I 've often enjoyed time in the Canadian Rockies
(where it was shot, not Wyoming)
But ... there was an ad before the movie.
Not just one of the "slide show" ads, but a video clip for ...
Wasn't anyone paying attention ?
Or was it intentional ?
Really had to stifle a laugh out loud...
Much the same can apply to other items.
Buy what you like, not what others "value"
After Stint of Crime, Art Forger Sells Genuine Fakes:
"After many years as an art forger, both criminal and legitimate, John Myatt has a thing or two to say about the vagaries of the art market.
'Never was there such a load of rubbish talked about anything as has been, and will be, talked about art,' he said, sitting in his kitchen, Van Gogh's beautiful 'Harvest' (a fake, painted by him) on the wall behind him. 'The nonsense, really, is that paintings should be priced the way they are, that a Van Gogh can go for, what is it, $75 million?

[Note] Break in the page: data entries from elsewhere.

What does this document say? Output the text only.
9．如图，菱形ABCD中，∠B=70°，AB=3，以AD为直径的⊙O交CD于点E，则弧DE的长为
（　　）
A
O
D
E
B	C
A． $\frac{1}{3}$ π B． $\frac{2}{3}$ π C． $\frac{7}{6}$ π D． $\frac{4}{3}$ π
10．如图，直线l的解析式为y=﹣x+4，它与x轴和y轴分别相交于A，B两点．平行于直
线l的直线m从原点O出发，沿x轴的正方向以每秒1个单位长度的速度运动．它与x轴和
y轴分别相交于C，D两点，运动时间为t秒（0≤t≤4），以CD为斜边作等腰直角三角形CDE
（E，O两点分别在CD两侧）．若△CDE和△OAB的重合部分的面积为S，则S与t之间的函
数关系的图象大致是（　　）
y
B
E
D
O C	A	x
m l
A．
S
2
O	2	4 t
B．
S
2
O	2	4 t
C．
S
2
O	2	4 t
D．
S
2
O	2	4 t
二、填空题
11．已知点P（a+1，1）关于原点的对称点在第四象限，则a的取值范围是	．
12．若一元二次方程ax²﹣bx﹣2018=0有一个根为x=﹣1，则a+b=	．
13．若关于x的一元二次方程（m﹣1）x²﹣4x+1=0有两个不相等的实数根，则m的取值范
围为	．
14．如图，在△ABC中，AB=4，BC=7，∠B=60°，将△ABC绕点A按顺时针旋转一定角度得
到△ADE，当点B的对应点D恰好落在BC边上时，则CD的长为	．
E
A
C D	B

That's disgusting.'
Former art student, former musician, former impoverished single father, Mr. Myatt for seven years participated in what a Scotland Yard officer called at the time 'the biggest art fraud of the 20th century,' painting fake masterpieces that an accomplice passed off as authentic. But all he really wanted, he said, was a job he could do at home."